斯波雅子氏(以下、斯波氏): NFTは新しい手法だったため、21年以前ではその可能性について研究している人が少数でした。オークションハウスやギャラリーも「誰がどんなふうにNFTを扱うのだろう」と、慎重に見ている期間が長くありました。そもそもNFTは、ブロックチェーン技術を持つ仮想通貨業界のエンジニアたちによって発展した世界です。「アート思考」で始められたムーブメントではありません。それがちょうど今、アートとNFTの境目がなくなってきて、「アートとしてのNFT」がどう発展していくか、変化の段階にあります。NFTアートが爆発的に盛り上がったこともあり、これまでのアートとの落差が大きく見えるかもしれませんが、まだまだ黎明(れいめい)期といってよいと思います。
NFTアートが現代アートの領域に入ってきてからは、正解が見えない分、どう位置づけてよいかより難しい問題にもなっていますよね。現状、NFTアートにはさまざまな業界の人がアーティストとして参入できる状態です。これまで長い歴史を紡いできたアート業界からは、果たしてそれでよいのかという疑問も聞こえてきます。時には健全な分断、区別も必要かもしれません。
斯波氏:そうですね。

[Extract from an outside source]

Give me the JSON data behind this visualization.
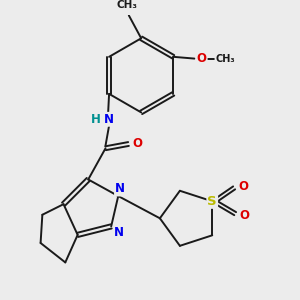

NFTは物理的なアートとして独立して見ることもできますが、NFTの良さはクリエイターとコレクター、そしてコレクター同士のコミュニティが生まれることにあります。そこに意義があると思います。つまり、これまでのアートとは概念や物の捉え方が違うんですよね。例えば、村上隆さんのNFTプロジェクト作品「CLONE X(クローン・エックス)」では、村上さんの作品であるアバター(分身)にコレクターが自分で手を加えられるという、従来のアート作品では全く考えられなかった双方向な関わり方ができます。

確かに、コレクションすることを楽しむ「コレクタブル」や、SNS(交流サイト)のアイコン用画像「PFP、プロフィルピクチャー(Profile Picture)」のように、美術的価値を追求する「ファインアート」とは違ったカテゴリーでの楽しみ方が目立っています。アートの世界にデジタル勢が入ってきて無秩序になっているのではなく、お互い全く違うフィールドでありつつも、良い相互関係を築いていく可能性を秘めていますよね。
斯波氏:そうですね。物理的な作品とのタイアップを強くしたNFT作品や、ファインアートとして楽しんだり関わったりすることのできるNFTアートが、今後も多く出てくると思います。